We will learn more about information(or entropy) and noise in my next log entries. Hopefully, my blog and microblog will become signals and not noise in the whole web.
Where could you get more information? 😀 You have some good ideas and suggestions in the following references:
1) I found many years ago the analogy between Thermodynamics-Information in this cool book (easy to read for even for non-experts)
Applied Chaos Theory: A paradigm for complexity. Ali Bulent Cambel (Author)Publisher: Academic Press; 1st edition (November 19, 1992)
Unfortunately, in those times, as an undergraduate student, my teachers were not very interested in this subject. What a pity!
2) There are some good books on Thermodynamics, I love (and fortunately own) these jewels:
Concepts in Thermal Physics, by Stephen Blundell, OUP. 2009.
A really self-contained book on Thermodynamics, Statistical Physics and topics not included in standard books. I really like it very much. It includes some issues related to the global warming and interesting Mathematics.

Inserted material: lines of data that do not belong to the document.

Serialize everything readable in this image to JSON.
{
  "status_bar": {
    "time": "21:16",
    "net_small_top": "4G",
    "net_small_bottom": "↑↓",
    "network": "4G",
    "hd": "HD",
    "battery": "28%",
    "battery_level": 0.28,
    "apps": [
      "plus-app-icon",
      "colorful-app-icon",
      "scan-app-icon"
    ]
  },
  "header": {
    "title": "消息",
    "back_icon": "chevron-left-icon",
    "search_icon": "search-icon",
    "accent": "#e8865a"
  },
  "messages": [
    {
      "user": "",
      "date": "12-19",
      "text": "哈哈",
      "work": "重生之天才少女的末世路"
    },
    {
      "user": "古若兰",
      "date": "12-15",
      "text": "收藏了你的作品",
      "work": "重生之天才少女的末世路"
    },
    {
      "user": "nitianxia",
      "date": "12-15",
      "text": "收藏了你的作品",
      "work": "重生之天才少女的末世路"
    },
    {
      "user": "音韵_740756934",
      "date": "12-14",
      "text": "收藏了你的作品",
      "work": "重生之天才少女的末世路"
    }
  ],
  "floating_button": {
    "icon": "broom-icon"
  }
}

I enjoy how it introduces polylogarithms in order to handle closed formulae for the Quantum Statistics.
Thermodynamcis and Statistical Mechanics. (Dover Books on Physics & Chemistry). Peter T. Landsberg
A really old-fashioned and weird book. But it has some insights to make you think about the foundations of Thermodynamics.

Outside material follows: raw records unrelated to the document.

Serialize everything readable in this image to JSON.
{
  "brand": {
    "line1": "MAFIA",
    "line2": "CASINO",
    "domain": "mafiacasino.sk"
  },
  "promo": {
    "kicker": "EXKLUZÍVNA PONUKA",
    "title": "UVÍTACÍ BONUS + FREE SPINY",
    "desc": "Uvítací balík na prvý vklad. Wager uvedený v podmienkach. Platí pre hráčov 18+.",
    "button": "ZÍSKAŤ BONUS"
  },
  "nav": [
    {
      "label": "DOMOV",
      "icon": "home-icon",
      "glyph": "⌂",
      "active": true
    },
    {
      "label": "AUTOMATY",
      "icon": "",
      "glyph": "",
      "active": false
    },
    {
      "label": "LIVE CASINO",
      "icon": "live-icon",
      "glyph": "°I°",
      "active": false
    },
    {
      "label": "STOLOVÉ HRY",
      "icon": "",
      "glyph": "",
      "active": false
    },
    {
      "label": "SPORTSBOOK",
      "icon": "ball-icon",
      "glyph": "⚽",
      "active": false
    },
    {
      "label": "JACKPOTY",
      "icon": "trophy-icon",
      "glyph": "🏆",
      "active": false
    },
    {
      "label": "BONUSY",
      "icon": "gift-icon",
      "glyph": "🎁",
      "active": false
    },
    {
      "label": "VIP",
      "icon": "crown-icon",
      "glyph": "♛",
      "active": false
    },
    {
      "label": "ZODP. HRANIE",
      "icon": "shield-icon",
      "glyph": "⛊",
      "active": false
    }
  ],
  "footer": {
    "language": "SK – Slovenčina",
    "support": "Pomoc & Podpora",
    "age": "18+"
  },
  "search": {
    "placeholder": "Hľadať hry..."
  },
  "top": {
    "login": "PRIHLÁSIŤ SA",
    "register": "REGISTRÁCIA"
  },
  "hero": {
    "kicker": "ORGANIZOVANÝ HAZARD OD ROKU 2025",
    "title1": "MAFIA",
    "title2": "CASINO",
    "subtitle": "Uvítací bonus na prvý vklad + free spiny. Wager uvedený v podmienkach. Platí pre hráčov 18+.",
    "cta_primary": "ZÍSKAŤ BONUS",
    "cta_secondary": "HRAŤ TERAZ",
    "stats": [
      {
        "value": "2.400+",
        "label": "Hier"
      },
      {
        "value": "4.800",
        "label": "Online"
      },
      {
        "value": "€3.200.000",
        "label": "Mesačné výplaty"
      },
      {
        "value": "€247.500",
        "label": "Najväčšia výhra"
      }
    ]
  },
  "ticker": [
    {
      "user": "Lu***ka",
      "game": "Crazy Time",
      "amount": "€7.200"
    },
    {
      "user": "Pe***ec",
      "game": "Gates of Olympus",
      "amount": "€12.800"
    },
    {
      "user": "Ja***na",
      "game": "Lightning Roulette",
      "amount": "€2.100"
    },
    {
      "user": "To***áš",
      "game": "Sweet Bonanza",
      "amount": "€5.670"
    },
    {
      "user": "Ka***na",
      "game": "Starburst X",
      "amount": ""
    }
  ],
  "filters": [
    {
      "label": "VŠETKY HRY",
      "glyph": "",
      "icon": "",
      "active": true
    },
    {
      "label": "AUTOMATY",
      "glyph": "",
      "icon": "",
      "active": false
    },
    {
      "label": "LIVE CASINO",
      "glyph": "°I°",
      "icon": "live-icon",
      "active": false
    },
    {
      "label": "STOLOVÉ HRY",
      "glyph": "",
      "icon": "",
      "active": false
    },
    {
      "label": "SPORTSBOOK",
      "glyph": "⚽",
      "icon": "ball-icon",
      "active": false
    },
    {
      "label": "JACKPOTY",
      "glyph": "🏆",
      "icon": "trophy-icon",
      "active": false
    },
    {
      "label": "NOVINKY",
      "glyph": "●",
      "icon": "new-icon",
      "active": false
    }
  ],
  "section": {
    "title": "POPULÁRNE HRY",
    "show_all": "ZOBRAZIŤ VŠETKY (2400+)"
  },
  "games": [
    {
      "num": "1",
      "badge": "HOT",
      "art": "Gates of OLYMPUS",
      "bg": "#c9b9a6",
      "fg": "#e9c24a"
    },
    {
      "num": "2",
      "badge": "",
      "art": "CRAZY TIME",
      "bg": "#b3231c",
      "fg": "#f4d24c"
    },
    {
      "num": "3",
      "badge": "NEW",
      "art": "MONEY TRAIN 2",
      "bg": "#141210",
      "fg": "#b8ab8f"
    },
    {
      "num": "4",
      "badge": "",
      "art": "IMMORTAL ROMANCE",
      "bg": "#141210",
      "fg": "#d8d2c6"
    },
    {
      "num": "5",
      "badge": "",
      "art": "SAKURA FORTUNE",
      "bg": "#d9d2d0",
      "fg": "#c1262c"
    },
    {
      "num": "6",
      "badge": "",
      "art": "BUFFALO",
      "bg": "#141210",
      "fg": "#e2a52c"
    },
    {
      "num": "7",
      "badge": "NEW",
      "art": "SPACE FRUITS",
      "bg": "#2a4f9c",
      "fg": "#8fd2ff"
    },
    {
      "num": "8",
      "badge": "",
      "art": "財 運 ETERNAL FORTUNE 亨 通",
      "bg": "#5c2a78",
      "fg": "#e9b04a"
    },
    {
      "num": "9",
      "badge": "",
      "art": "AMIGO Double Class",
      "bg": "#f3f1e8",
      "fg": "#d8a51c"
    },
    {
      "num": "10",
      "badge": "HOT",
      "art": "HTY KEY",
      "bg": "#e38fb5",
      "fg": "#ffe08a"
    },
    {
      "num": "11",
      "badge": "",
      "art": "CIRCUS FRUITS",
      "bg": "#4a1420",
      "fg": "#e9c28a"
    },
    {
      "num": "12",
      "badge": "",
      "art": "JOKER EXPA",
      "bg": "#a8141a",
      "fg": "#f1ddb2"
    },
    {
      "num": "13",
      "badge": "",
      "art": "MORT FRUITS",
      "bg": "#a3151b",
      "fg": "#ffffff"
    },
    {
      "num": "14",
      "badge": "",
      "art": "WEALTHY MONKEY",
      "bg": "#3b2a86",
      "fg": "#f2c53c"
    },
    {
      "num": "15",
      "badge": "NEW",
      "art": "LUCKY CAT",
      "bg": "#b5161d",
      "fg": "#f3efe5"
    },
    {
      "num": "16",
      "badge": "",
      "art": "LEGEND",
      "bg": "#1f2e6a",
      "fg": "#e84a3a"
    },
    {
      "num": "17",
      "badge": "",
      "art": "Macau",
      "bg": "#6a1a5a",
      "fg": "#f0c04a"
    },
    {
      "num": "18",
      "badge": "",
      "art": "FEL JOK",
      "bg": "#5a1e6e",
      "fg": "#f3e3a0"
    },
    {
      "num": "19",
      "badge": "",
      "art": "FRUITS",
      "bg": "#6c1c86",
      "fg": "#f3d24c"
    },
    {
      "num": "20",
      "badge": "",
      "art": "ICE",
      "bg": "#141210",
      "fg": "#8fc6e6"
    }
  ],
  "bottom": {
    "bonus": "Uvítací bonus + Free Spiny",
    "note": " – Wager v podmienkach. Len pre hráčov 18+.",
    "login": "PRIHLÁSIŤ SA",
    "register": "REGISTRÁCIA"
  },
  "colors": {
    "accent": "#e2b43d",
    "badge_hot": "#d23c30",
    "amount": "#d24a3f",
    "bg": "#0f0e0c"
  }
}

Thermodynamcis, Dover Pub. Enrico Fermi
This really tiny book is delicious. I learned a lot of fun stuff from it. Basic, concise and completely original, as Fermi himself. Are you afraid of him? Me too! E. Fermi was a really exceptional physicist and lecturer. Don’t loose the opportunity to read his lectures on Thermodynamcis.
Mere Thermodynamics. Don S. Lemons. Johns Hopkins University Press.
Other great little book if you really need a crash course on Thermodynamics.
Introduction to Modern Statistical Physics: A Set of Lectures. Zaitsev, R.O. URSS publishings.
I have read and learned some extra stuff from URSS ed. books like this one. Russian books on Science are generally great and uncommon. And I enjoy some very great poorly known books written by generally unknow russian scientists. Of course, you have ever known about Landau and Lipshitz books but there are many other russian authors who deserve your attention.
3) Information Theory books. Classical information theory books for your curious minds are
An Introduction to Information Theory: Symbols, Signals and Noise. Dover Pub. 2nd Revised ed. 1980. John. R. Pierce.
A really nice and basic book about classical Information Theory.
An introduction to Information Theory. Dover Books on Mathematics. F.M.Reza. Basic book for beginners.
The Mathematical Theory of Communication. Claude E. Shannon and W.Weaver.Univ. of Illinois Press.
A classical book by one of the fathers of information and communication theory.
Mathematical Foundations of Information Theory. Dover Books on Mathematics. A.Y.Khinchin.
A “must read” if you are interested in the mathematical foundations of IT.